Wednesday
Jun
26
15:30 PM
15:50 PM
Room: 203

OS deduplication with SIDUS (single-instance distributing universal system)

Authors: Quemener, Emmanuel, Centre Blaise Pascal (Lyon, France); Corvellec, Marianne, McGill University (Mon

Track: Reproducible Science


Video


[21:42]

Developing scientific programs to be run on multiple platforms takes caution. Python is typically great as a glue language (COTS approach, for 'Component Off the Shelf'). But massive integration requires a technical platform which may be difficult to even deploy. It may be tempting to stick to the same environment for both development and operation. But environments on HPC nodes are very different from those on workstations. Even if Python comes with 'batteries included', it relies on external (C or Fortran) libraries, especially via SciPy. So you want to be careful when running your Python codes on a cluster, after developing it on your workstation. In the end, how do you compare two scientific results from the same program run on two different machines? In the variability, how do you tell the part due to the hardware from the part due to the software? As a scientist, you typically port your Python code from your workstation to cluster nodes.
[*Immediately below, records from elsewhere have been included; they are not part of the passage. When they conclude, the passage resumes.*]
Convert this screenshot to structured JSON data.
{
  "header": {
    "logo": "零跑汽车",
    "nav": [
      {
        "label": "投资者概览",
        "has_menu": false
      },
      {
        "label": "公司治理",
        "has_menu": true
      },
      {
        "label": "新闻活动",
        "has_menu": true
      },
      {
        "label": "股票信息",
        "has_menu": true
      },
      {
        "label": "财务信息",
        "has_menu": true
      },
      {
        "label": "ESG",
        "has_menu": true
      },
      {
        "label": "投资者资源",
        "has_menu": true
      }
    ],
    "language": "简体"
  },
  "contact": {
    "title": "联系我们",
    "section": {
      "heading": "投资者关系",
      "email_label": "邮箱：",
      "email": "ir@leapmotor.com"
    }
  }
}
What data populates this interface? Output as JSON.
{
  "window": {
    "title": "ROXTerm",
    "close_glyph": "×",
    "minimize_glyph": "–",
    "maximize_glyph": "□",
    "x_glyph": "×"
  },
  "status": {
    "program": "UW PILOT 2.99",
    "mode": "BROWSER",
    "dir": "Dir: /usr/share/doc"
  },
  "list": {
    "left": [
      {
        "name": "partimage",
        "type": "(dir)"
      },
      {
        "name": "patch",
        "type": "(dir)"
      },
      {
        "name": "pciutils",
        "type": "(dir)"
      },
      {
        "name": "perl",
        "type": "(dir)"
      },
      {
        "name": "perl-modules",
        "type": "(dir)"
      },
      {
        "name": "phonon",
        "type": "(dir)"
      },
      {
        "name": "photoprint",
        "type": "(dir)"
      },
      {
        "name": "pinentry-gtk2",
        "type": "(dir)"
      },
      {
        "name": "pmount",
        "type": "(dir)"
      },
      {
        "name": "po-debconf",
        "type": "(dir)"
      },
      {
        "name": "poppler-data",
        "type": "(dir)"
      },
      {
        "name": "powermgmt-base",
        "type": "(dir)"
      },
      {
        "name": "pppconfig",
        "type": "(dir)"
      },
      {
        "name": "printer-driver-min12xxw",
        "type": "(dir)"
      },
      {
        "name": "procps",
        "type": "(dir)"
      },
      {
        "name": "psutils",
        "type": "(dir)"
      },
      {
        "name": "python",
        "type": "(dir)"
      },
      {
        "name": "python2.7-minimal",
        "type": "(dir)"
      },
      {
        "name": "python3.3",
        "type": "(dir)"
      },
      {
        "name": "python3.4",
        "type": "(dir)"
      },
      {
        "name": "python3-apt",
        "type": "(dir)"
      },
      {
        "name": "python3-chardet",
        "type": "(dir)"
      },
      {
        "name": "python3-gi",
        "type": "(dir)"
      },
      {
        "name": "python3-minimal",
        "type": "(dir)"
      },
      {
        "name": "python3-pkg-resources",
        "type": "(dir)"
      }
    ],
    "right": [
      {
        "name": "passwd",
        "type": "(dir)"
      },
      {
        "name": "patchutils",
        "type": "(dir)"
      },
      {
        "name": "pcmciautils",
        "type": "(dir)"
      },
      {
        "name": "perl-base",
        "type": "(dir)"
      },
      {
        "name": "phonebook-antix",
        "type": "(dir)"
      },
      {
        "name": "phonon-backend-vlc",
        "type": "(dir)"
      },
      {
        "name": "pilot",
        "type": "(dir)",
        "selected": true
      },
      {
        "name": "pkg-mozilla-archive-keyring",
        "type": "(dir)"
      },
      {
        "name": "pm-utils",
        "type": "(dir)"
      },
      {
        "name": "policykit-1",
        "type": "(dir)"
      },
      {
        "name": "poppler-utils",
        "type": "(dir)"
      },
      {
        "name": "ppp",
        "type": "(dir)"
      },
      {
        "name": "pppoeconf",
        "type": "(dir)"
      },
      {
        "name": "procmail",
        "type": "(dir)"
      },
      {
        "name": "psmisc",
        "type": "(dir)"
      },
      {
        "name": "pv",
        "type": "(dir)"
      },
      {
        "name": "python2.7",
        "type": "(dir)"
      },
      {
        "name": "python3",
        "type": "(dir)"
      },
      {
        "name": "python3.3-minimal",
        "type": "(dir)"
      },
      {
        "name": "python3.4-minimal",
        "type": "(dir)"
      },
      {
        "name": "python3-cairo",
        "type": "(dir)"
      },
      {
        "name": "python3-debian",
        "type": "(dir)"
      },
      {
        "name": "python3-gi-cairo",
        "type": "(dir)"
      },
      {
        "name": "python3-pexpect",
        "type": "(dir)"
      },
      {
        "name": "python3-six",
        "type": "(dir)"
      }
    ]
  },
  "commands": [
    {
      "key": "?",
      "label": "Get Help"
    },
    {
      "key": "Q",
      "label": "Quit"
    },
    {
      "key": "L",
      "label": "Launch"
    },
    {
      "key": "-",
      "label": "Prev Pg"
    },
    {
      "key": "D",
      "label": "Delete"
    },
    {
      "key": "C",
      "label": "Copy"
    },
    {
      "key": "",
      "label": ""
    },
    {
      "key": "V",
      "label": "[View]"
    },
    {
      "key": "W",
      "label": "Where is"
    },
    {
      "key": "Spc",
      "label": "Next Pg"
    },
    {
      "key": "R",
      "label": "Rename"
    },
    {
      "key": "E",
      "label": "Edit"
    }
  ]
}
You want to have a uniform software base, so that discrepancies between runs can be attributed to hardware differences, or to the actual code, if edited. SIDUS (single-instance distributing universal system) is your solution for extreme deduplication of an operating system (OS). SIDUS offers scientists a framework for conducting reproducible experiments. Two nodes booting on the same SIDUS base run the exact same system. This way, actually relevant tests can be carried out. We recently used Python to evaluate performance for a cluster-distributed file system. Unexpectedly, early results showed lack of reproducibility over time as well as over the different nodes. Using SIDUS, it was possible to discard that discrepancies might come from the OS. We could identify that they were due to C-states (CPU power-saving modes), which are responsible for large fluctuations in global performance losses (up to 50%).